The pair got their current stock almost as soon as eastern Mosul was liberated. Which is a savvy idea, considering the Islamic State’s ban on mobile phones. “Many people are buying phones,” they say.
The phones vary. A box with the most basic Nokia made lies on the table alongside newer Apple and Samsung smartphones. Customers crowd around. One well-dressed teenager turns phones over to inspect their condition.
“I was in an ISIS jail for 15 days,” Farhad says. He paid $1,000 to secure his release. His crime was giving some friends the name of a smuggler who he had heard could took people out of the city. The friends got caught — and gave him up. “I was lucky that it was only $1,000,” he says. “Others paid more.”
Unlike Farhad, Abdula didn’t go to jail. But during the Iraqi offensive to retake the city, ISIS detonated a VBIED outside his home, killing his father.
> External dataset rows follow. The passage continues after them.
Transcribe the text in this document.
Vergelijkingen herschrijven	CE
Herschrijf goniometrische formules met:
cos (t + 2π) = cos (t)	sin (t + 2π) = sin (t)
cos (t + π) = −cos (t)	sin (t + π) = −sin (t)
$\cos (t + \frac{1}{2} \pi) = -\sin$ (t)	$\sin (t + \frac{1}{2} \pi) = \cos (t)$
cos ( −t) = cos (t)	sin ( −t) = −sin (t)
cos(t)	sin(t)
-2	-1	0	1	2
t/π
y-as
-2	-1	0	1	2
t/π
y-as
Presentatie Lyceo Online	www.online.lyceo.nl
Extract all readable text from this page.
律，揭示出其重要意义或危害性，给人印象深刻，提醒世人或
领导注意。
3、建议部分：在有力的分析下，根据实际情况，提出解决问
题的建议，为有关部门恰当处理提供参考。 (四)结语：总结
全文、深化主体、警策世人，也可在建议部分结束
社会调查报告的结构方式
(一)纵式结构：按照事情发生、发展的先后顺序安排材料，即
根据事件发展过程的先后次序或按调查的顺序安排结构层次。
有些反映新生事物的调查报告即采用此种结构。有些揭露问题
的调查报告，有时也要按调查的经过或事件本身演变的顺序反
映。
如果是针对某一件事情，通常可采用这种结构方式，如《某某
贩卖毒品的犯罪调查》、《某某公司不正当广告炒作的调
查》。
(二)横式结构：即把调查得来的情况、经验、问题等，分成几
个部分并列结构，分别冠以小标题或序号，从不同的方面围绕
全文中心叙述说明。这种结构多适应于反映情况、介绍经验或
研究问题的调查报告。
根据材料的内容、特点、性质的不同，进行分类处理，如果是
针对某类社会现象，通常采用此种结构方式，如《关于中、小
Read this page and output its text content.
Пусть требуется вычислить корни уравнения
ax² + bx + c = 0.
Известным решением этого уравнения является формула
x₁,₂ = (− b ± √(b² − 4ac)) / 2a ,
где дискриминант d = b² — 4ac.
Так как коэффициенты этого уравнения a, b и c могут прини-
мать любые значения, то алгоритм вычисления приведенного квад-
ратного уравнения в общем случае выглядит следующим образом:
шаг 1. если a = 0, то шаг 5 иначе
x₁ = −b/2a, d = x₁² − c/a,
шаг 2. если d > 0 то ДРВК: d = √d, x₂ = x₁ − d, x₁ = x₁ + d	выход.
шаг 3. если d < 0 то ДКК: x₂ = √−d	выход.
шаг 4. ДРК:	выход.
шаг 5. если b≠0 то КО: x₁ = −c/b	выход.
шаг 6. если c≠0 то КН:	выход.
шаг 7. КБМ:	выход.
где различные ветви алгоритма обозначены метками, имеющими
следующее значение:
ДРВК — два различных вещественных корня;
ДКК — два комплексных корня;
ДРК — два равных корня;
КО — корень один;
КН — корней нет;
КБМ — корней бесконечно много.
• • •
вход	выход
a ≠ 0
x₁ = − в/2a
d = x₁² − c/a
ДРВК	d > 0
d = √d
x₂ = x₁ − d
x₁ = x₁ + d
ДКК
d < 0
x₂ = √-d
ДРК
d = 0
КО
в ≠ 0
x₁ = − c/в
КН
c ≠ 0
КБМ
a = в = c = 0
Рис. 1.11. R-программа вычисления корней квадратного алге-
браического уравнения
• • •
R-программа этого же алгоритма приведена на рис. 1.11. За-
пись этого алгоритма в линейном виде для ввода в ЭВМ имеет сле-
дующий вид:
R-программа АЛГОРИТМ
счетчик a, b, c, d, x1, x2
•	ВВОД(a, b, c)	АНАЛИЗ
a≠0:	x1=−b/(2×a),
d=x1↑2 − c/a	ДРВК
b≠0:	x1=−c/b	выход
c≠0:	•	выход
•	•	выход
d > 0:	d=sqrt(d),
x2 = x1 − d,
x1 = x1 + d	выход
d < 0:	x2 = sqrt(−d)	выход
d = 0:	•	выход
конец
Both Farhad and Abdula say that life is better now, despite the mortars and drones. They do, however, worry about the future. “The Iraqi army is okay now, but later I worry it will be the same as it was before,” Abdula says.
Although life is returning to eastern Mosul, the way ahead is not easy. Its residents worry about their relationships with the Iraqi security forces. And ISIS is still out there, still capable of inflicting terrible pain.
The bombing of the Sayidati Al Jamila Restaurant is not the only incident in the city in mid-February 2017. Several other bombs detonate on the same day, killing at least 10 people and injuring 33. A drone drops an explosive device on people attending a funeral in the Hay Shurta neighborhood, injuring five mourners.